Project description:Macrophages are typically quiescent cells residing in G0, though tissue macrophages have been shown to proliferate locally in tissues; we previously demonstrated that differentiated monocyte derived macrophages (MDM) can be stimulated to re-enter G1 phase of the cell cycle from G0, without cell division. Entry into G1 correlates with an increase in CDK1 expression which phosphorylates the deoxynucleotide-triphosphate hydrolase SAMHD1 at position 592. SAMHD1 not only regulates cellular dNTP levels, but is also a restriction factor for virus replication of HIV-1 and DNA viruses.

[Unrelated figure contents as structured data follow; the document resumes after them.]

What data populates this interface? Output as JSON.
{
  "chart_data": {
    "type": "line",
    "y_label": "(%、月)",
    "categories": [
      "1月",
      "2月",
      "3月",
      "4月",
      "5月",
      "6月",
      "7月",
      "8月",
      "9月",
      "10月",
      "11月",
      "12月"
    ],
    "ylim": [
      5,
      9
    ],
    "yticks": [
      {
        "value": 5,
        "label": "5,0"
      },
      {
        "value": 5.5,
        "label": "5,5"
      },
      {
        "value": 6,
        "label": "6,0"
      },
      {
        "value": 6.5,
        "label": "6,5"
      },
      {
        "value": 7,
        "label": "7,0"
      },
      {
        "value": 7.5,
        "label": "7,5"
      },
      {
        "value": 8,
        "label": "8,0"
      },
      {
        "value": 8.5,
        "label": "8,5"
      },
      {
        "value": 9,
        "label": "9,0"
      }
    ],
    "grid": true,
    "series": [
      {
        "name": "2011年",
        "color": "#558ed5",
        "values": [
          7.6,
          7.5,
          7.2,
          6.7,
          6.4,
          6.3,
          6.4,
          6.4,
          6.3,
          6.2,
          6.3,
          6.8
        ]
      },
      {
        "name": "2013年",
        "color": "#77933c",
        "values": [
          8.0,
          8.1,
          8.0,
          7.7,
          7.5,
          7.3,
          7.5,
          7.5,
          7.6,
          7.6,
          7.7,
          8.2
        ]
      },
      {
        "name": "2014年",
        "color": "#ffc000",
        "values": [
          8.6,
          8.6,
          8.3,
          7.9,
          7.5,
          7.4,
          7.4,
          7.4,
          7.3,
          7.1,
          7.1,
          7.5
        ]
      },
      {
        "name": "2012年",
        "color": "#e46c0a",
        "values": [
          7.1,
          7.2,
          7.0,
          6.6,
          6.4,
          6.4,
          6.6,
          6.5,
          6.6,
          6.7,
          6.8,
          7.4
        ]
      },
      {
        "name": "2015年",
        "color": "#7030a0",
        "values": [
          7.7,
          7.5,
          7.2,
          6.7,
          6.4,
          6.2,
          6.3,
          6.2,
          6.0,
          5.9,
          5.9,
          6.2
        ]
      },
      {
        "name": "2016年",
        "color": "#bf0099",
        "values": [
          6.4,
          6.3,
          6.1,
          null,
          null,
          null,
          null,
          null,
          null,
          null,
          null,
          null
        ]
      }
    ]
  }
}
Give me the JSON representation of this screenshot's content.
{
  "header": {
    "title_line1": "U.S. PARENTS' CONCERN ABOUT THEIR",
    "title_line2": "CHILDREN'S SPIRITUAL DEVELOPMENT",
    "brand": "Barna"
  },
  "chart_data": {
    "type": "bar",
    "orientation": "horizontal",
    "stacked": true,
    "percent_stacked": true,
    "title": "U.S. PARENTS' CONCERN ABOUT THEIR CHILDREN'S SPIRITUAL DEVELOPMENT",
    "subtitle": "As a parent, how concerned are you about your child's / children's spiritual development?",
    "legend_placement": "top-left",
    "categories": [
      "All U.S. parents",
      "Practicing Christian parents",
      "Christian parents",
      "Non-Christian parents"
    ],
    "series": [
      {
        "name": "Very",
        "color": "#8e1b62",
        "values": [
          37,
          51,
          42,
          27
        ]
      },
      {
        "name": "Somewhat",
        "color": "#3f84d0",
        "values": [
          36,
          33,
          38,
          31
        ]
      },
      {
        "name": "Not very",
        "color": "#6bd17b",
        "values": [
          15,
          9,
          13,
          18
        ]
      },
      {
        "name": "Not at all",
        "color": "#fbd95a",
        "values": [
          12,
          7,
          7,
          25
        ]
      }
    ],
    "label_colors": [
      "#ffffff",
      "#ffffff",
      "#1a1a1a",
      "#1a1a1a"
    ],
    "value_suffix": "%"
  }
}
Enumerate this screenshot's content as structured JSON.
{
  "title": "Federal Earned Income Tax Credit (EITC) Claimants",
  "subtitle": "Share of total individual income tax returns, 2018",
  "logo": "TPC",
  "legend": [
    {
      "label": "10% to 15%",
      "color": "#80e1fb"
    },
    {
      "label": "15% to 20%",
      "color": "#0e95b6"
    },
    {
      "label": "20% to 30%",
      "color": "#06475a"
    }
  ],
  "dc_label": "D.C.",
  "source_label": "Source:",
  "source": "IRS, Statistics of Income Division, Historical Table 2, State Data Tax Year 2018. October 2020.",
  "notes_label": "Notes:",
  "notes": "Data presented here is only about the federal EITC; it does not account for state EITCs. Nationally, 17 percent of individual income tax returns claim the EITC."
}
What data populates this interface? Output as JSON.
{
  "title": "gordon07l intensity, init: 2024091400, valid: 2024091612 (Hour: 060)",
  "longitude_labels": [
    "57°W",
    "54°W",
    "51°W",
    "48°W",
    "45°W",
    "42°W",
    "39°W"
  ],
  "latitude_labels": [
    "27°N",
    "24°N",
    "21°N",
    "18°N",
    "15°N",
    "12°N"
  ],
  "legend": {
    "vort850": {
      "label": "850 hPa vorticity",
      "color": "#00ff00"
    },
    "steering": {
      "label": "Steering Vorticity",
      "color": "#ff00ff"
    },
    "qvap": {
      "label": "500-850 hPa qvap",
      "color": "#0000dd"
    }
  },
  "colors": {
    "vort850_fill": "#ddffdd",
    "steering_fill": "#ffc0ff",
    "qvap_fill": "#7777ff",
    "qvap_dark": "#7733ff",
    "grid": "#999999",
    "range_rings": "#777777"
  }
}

Here we show that contact with autologous CD4 T cells leads to antigen-independent macrophage cell cycle progression from G0-G1, accompanied by expression of cell cycle associated proteins, including CDK1, and the activation of the canonical MEK-ERK pathway. Further, macrophage cell cycle progression can be blocked not only by anti-cancer drugs targeting the MEK-ERK axis such as Palcociclib, but also by pre-treatment with EGFR antibody, providing additional evidence for cell surface interactions driving proliferative responses. Cell contact with uninfected CD4 T cells renders macrophages ten-fold more susceptible to transduction with VSV-G pseudotyped HIV-1 particles. These findings have important implications for HIV reservoirs in macrophages and potential targeting of macrophages for gene therapy.